Eulen wie der Steinkauz, Rauhfußkauz, Waldohreule etc., und Spechte; Singdrossel, Pirol, Nachtigall, Mäusebussard, Rotmilan

Weitere Tierarten sind Fledermäuse, v.a. die Wasserfledermaus, Fischotter, Biber

Einfluss auf den Wasserhaushalt und das Gebietsklima

Rückgangsursachen und rechtlicher Schutz


Die Hartholzauen gehören zu den am stärksten gefährdetsten Biotopen Mitteleuropas; ebenso sind deren natürlichen Waldgesellschaften vom Aussterben bedroht bzw. gebietsweise ausgestorben. Ursprünglich waren Hartholzauen an allen Flüssen und Strömen, v.a. an Elbe, Donau, und Rhein verbreitet und auch großflächig prägend. Hinzu kommen sämtliche kleinere Flüsse des Hügel- und Tieflandes, sofern dort nicht Moore, Weichholzauen, Wasserflächen und Brüche vorherrschen würden.

Die Überstauung und die lang anhaltende Nässe fördert die Entstehung von Auen-Vega-Böden. Diese sehr fruchtbaren Böden machten die Flussauen schon in der Römerzeit zu begehrten Siedlungsstandorten. Durch die Siedlungstätigkeiten und die Nutzung (Hutewald, Waldäcker, später Weiden und Äcker; sowie durch den Holzbedarf waren die Hartholzauen wahrscheinlich schon im Hochmittelalter im Rückgang. In der Neuzeit wurden die Hutungen ausgeweitet und weitere Wälder gerodet, ab dem 18. Jahrhundert wurden Hartholzauen forstwirtschaftlich genutzt.

Die Umwandlung von Hartholzauen in Grünland und Acker hielt in Mitteleuropa bis in das späte 20. Jahrhundert an. Im 19. und 20. Jahrhundert waren die menschlichen Eingriffe, v.a. Bebauung, Flussbegradigungen und Aufforstungen mit anderen Baumarten die stärksten Rückgangsfaktoren. Der vom Ulmensplintkäfer (Scolytus scolytus) übertragene Pilz (Ceratocystis ulmi) führt zum flächigen Absterben der Ulme und zu einer Veränderung der natürlichen Waldgesellschaften auch in naturbelassenen Hartholzauen.

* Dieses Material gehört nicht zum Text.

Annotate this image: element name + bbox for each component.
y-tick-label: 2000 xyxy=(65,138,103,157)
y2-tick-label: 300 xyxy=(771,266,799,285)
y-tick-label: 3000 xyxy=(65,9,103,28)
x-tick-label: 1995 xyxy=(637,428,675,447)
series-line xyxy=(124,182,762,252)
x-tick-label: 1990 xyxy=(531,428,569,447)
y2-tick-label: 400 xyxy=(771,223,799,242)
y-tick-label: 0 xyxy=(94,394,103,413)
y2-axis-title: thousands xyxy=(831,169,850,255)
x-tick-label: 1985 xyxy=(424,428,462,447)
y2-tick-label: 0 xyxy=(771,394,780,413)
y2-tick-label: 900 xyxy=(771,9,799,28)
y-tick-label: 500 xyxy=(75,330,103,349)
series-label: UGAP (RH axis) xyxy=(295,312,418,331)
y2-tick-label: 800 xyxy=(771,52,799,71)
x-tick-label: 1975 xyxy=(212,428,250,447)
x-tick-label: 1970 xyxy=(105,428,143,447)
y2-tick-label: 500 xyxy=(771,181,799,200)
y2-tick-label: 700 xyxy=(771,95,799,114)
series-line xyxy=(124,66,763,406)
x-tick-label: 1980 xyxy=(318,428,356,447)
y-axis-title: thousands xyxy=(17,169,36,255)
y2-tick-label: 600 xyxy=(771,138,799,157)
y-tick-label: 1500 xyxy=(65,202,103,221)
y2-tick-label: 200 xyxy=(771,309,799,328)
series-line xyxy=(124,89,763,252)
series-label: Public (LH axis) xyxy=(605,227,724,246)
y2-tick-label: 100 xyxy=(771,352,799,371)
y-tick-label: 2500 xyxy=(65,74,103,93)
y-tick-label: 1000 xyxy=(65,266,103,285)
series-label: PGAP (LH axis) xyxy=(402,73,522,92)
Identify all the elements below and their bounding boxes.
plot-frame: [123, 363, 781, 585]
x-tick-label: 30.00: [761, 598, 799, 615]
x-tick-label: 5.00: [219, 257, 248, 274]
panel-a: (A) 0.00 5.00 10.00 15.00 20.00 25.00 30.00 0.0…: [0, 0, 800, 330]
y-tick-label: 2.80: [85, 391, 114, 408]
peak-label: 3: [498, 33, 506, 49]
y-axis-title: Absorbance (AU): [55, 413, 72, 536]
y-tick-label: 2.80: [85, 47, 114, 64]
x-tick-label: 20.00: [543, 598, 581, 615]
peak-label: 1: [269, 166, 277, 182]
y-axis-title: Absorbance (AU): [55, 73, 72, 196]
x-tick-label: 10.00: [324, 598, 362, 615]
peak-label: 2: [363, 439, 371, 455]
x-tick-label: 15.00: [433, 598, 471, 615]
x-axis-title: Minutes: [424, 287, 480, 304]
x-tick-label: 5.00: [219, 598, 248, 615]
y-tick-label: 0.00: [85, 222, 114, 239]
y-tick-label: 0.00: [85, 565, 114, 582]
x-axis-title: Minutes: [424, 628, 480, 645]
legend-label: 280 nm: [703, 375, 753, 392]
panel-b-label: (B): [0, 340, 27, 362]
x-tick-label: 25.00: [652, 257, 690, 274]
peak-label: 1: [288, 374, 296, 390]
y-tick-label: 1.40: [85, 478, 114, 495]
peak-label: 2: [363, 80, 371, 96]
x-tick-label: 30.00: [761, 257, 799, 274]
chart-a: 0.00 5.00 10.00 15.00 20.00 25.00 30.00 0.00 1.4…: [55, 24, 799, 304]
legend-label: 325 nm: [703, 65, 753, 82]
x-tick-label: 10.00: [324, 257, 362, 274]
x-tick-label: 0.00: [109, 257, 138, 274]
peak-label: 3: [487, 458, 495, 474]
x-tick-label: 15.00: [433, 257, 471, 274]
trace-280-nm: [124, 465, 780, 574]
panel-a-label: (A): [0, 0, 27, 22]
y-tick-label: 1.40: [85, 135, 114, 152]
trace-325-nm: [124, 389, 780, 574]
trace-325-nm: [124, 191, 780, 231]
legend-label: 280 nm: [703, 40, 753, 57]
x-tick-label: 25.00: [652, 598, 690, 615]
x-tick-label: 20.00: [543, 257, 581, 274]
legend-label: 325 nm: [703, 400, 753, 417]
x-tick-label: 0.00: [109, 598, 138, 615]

Hartholzauwälder sind nach FFH-Richtlinie, Anhang I, "natürliche Lebensräume von gemeinschaftlichem Interesse, für deren Erhaltung besondere Schutzgebiete ausgewiesen werden müssen". In Deutschland sind sie nach § 30 BNatSchG "gesetzlich geschützte Biotope", die auch ohne weitere Anordnungen einem besonderen Schutz unterliegen (Landesgesetze beachten).

Literatur


Ellenberg, Heinz: Vegetation Mitteleuropas mit den Alpen in ökologischer, dynamischer und historischer Sicht. Stuttgart, Eugen Ulmer Verlag 1996 (1095 S.)

Scheffer, Fritz; Schachtschabel, Paul; Blume, Hans-Peter: Lehrbuch der Bodenkunde. Berlin, Spektrum, Akademischer Verlag 2002 (593 S.)

Strasburger, Eduard: Lehrbuch der Botanik. Berlin, Spektrum, Akademischer Verlag 1999 (1007 S.)